Outra medida, segundo a secretária, é um programa de combate ao desperdício, iniciado no mercado Kinjo Yamato, ao lado do Mercadão. Em dez dias, diz a prefeitura, foi arrecadada 1,2 tonelada de frutas, legumes e verduras.

A ideia é que os produtos de qualidade que restaram nas gôndolas ao final do dia sejam encaminhados a entidades, que, por sua vez, distribuirão às pessoas carentes.

A administração diz que melhorou o apoio à agricultura familiar, por meio do atendimento técnico a cem agricultores familiares e da oferta de maquinário para plantio. Também prevê o mapeamento de 150 hortas urbanas, entre públicas e privadas. Diz ainda que vai ampliar a compra de produtos orgânicos ou vindos de agricultura familiar para a merenda escolar.

Segundo a prefeitura, tudo faz parte do Plano Municipal de Segurança Alimentar e Nutricional e será discutido na câmara técnica municipal responsável, em reunião na próxima quarta-feira (1º). A Folha mostrou na semana passada que o grupo, que envolve várias secretarias, não se reúne há 11 meses.

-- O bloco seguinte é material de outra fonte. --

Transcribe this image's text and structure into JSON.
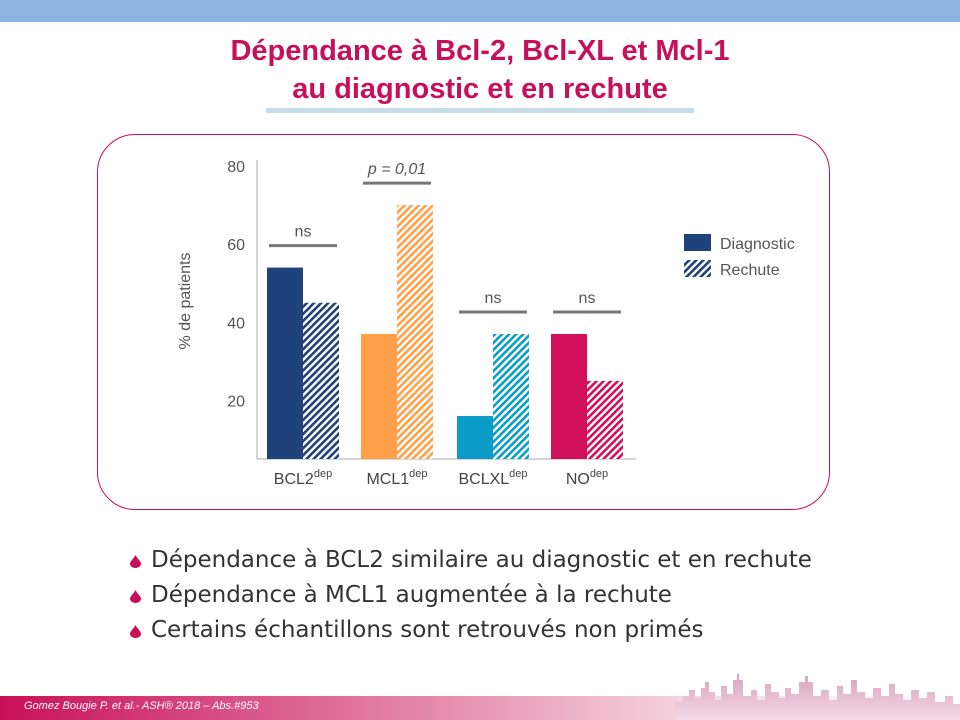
{
  "slide": {
    "title_line1": "Dépendance à Bcl-2, Bcl-XL et Mcl-1",
    "title_line2": "au diagnostic et en rechute",
    "bullets": [
      "Dépendance à BCL2 similaire au diagnostic et en rechute",
      "Dépendance à MCL1 augmentée à la rechute",
      "Certains échantillons sont retrouvés non primés"
    ],
    "footer": "Gomez Bougie P. et al.- ASH® 2018 – Abs.#953",
    "colors": {
      "accent": "#c8105a",
      "topbar": "#8fb4e3"
    }
  },
  "chart_data": {
    "type": "bar",
    "categories": [
      {
        "base": "BCL2",
        "sup": "dep"
      },
      {
        "base": "MCL1",
        "sup": "dep"
      },
      {
        "base": "BCLXL",
        "sup": "dep"
      },
      {
        "base": "NO",
        "sup": "dep"
      }
    ],
    "series": [
      {
        "name": "Diagnostic",
        "values": [
          54,
          37,
          16,
          37
        ],
        "fill": "solid"
      },
      {
        "name": "Rechute",
        "values": [
          45,
          70,
          37,
          25
        ],
        "fill": "hatched"
      }
    ],
    "category_colors": [
      "#1e4279",
      "#ffa04a",
      "#0c9cc8",
      "#d1105a"
    ],
    "legend_color": "#1e4279",
    "annotations": [
      "ns",
      "p = 0,01",
      "ns",
      "ns"
    ],
    "ylabel": "% de patients",
    "xlabel": "",
    "yticks": [
      20,
      40,
      60,
      80
    ],
    "ylim": [
      5,
      80
    ],
    "grid": false,
    "legend": "right"
  }
}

A Secretaria Municipal de Assistência e Desenvolvimento Social diz que são distribuídas 367.152 refeições por dia em centros de acolhida.

Já o governo Geraldo Alckmin (PSDB) afirma apostar nos 22 restaurantes populares da rede Bom Prato (que oferece refeições a R$ 1), no Programa Vivaleite e em ações de apoio a agricultores. No Bom Prato, são 38 mil refeições diárias na capital, segundo a gestão tucana.

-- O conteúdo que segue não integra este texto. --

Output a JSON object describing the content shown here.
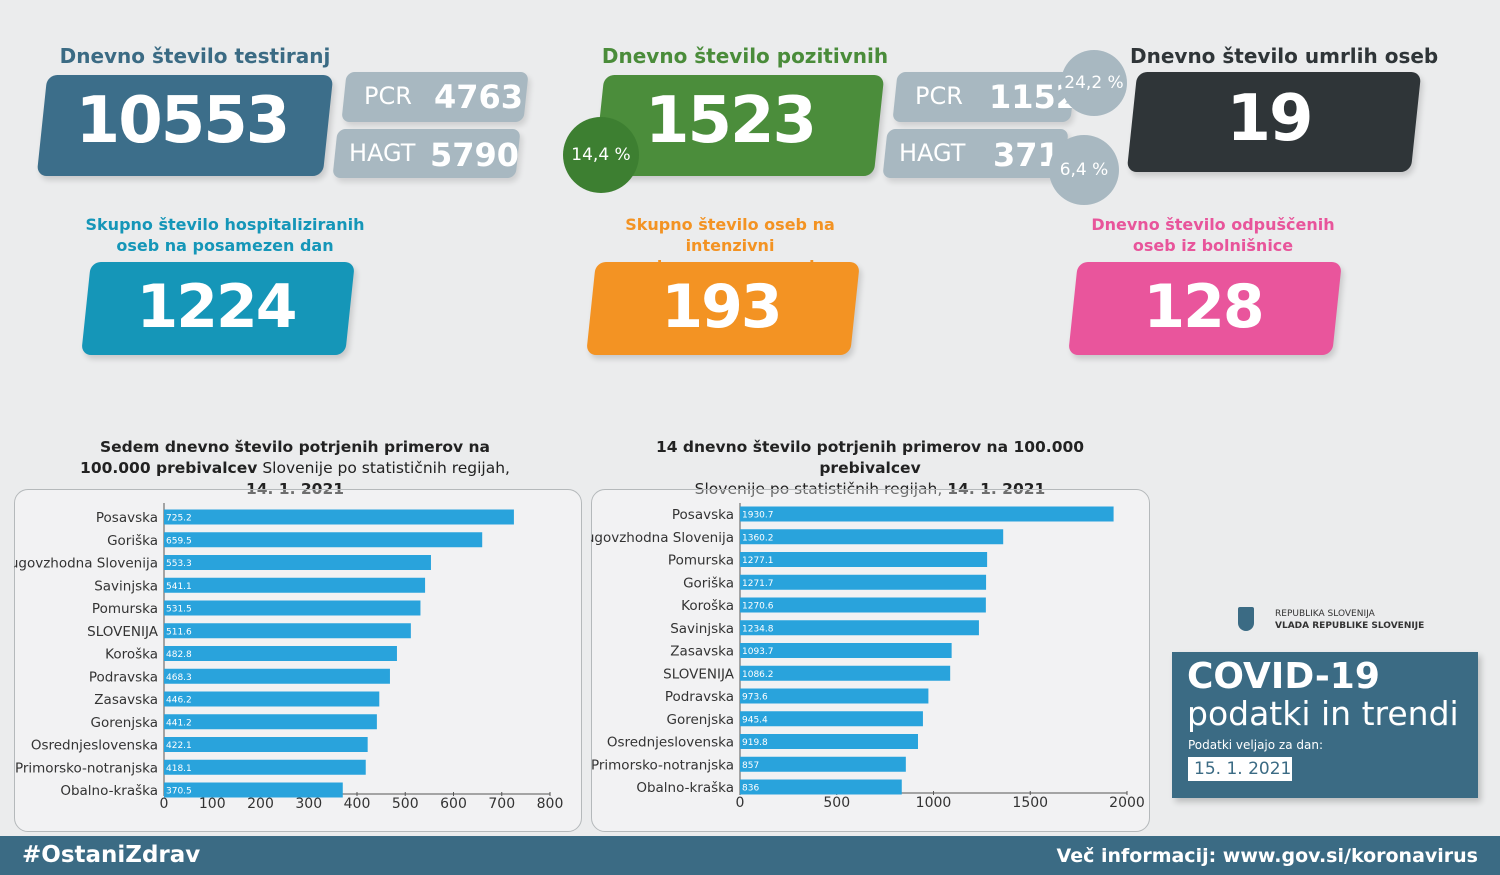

Já o Vivaleite distribui anualmente na cidade 17 milhões de litros do produto, diz a Secretaria de Estado de Desenvolvimento Social. O leite é oferecido a cerca de 43 mil crianças e 54 mil idosos por mês. “Há toda uma estrutura montada para não permitir que ninguém chegue numa situação de fome”, afirma o secretário Floriano Pesaro.

Ele inclui nesse processo o o programa estadual Renda Cidadã, que tem meta de atender 12.560 pessoas em 2017.

A Secretaria Estadual de Agricultura diz que investe na criação de hortas urbanas, na capacitação de pessoas para conscientização sobre alimentação saudável e em feiras de orgânicos com itens vendidos direto do produtor, mais baratos.

O Ministério do Desenvolvimento Social citou o programa de distribuição de renda Bolsa Família –com 466,6 mil famílias beneficiadas na cidade– como um dos mecanismos adotados pelo governo federal para reduzir os índices de desnutrição no país.

Além disso, o ministério elenca outras iniciativas, como o Programa Nacional de Alimentação Escolar, que transfere recursos aos municípios para reforçar a merenda, e o acompanhamento nutricional feito por estabelecimentos de saúde nas cidades.